Оперу студента Московской консерватории Юрия Буцко на текст Гоголя впервые исполнили в 1964-м в стенах alma mater. После исполнения комиссия сделала выговор педагогу автора, Сергею Баласаняну, а Буцко был вынужден покинуть его класс.
Сегодня трудно сказать, что смутило профессоров. Музыкальный язык оперы не был радикален для своего времени. «Записки сумасшедшего», первую советскую монодраму (1963), сравнивали с другими операми, написанными для одного исполнителя, – «Ожиданием» Шёнберга и «Человеческом голосом» Пуленка. Сходство только в жанре: в «Записках» нет ни немецкой въедливости и изматывающих перепадов напряжения (Шёнберг), ни французской торопливости и специфической легкости-горечи (Пуленк). Буцко пишет очень экономно: ирония, лирика и отчаяние отмерены малыми дозами. Текст Гоголя подается размеренно, в распевной ариозной манере, лишь иногда используются говор и шепот и ни разу – крик. Это традиция русская, вспоминаются романсы Мусоргского и «Скупой рыцарь» Рахманинова, а еще гоголевская опера «Нос» Шостаковича. Русское – и в ощущении замедленного, почти остановленного времени (что особенно заметно в советских камерных операх: следом можно послушать «Письма Ван Гога» Фрида или «Белые ночи» Буцко). Повесть Гоголя прочитывается за двадцать минут, опера длится ровно час, но кажется – гораздо дольше.

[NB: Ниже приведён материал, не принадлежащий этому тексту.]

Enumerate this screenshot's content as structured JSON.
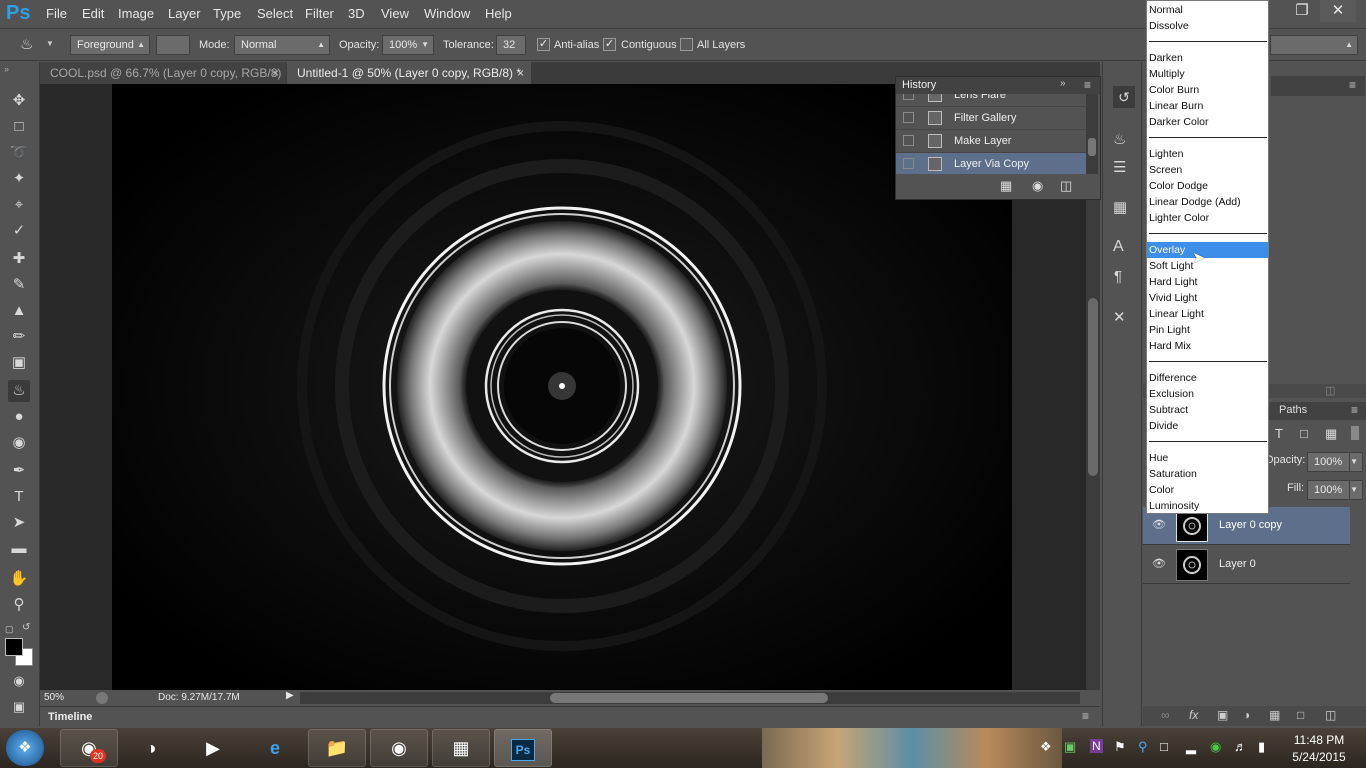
{
  "app": {
    "logo": "Ps"
  },
  "menu": [
    "File",
    "Edit",
    "Image",
    "Layer",
    "Type",
    "Select",
    "Filter",
    "3D",
    "View",
    "Window",
    "Help"
  ],
  "window_controls": {
    "minimize": "–",
    "restore": "❐",
    "close": "✕"
  },
  "options": {
    "fill_source": "Foreground",
    "mode_label": "Mode:",
    "mode_value": "Normal",
    "opacity_label": "Opacity:",
    "opacity_value": "100%",
    "tolerance_label": "Tolerance:",
    "tolerance_value": "32",
    "antialias_label": "Anti-alias",
    "antialias_checked": true,
    "contiguous_label": "Contiguous",
    "contiguous_checked": true,
    "all_layers_label": "All Layers",
    "all_layers_checked": false
  },
  "tabs": [
    {
      "label": "COOL.psd @ 66.7% (Layer 0 copy, RGB/8)",
      "active": false
    },
    {
      "label": "Untitled-1 @ 50% (Layer 0 copy, RGB/8) *",
      "active": true
    }
  ],
  "status": {
    "zoom": "50%",
    "doc": "Doc: 9.27M/17.7M"
  },
  "timeline": {
    "label": "Timeline"
  },
  "history": {
    "title": "History",
    "items": [
      {
        "label": "Lens Flare",
        "selected": false
      },
      {
        "label": "Filter Gallery",
        "selected": false
      },
      {
        "label": "Make Layer",
        "selected": false
      },
      {
        "label": "Layer Via Copy",
        "selected": true
      }
    ]
  },
  "blend_modes": {
    "groups": [
      [
        "Normal",
        "Dissolve"
      ],
      [
        "Darken",
        "Multiply",
        "Color Burn",
        "Linear Burn",
        "Darker Color"
      ],
      [
        "Lighten",
        "Screen",
        "Color Dodge",
        "Linear Dodge (Add)",
        "Lighter Color"
      ],
      [
        "Overlay",
        "Soft Light",
        "Hard Light",
        "Vivid Light",
        "Linear Light",
        "Pin Light",
        "Hard Mix"
      ],
      [
        "Difference",
        "Exclusion",
        "Subtract",
        "Divide"
      ],
      [
        "Hue",
        "Saturation",
        "Color",
        "Luminosity"
      ]
    ],
    "highlighted": "Overlay"
  },
  "layers_panel": {
    "paths_tab": "Paths",
    "opacity_label": "Opacity:",
    "opacity_value": "100%",
    "fill_label": "Fill:",
    "fill_value": "100%",
    "layers": [
      {
        "name": "Layer 0 copy",
        "selected": true
      },
      {
        "name": "Layer 0",
        "selected": false
      }
    ]
  },
  "taskbar": {
    "notification_badge": "20",
    "clock_time": "11:48 PM",
    "clock_date": "5/24/2015"
  },
  "colors": {
    "accent": "#3d8ee8",
    "ps_blue": "#2f9fe6",
    "selected_row": "#5d6f8a"
  }
}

Буцко изъял из текста оригинала всю эксцентрику, чертовщину, игру на грани абсурда. Осталась высокая трагедия, полная гуманистического пафоса, взывающая к состраданию: «маленький человек» русской литературы есть ее великий герой. В этом смысле «Записки сумасшедшего» вполне вписывались в советскую традицию, именно так преподавали Гоголя на уроках литературы, минуя сюрреальные пласты его текстов. Музыка раскрывает историю Поприщина не с точки зрения писателя-сюрреалиста, не с точки зрения героя – это мы слушаем историю, заранее зная о ее печальном исходе и с первых нот жалея несчастного чиновника. Неслучайно и последняя фраза повести (про алжирского дея, у которого под самым носом шишка) в либретто не вошла. В финале оперы остается ариозо-плач, бесконечная русская дорога, страдательная фигура героя на ней – и вот колокола поют ему отходную, и все вместе истаивает в вечности.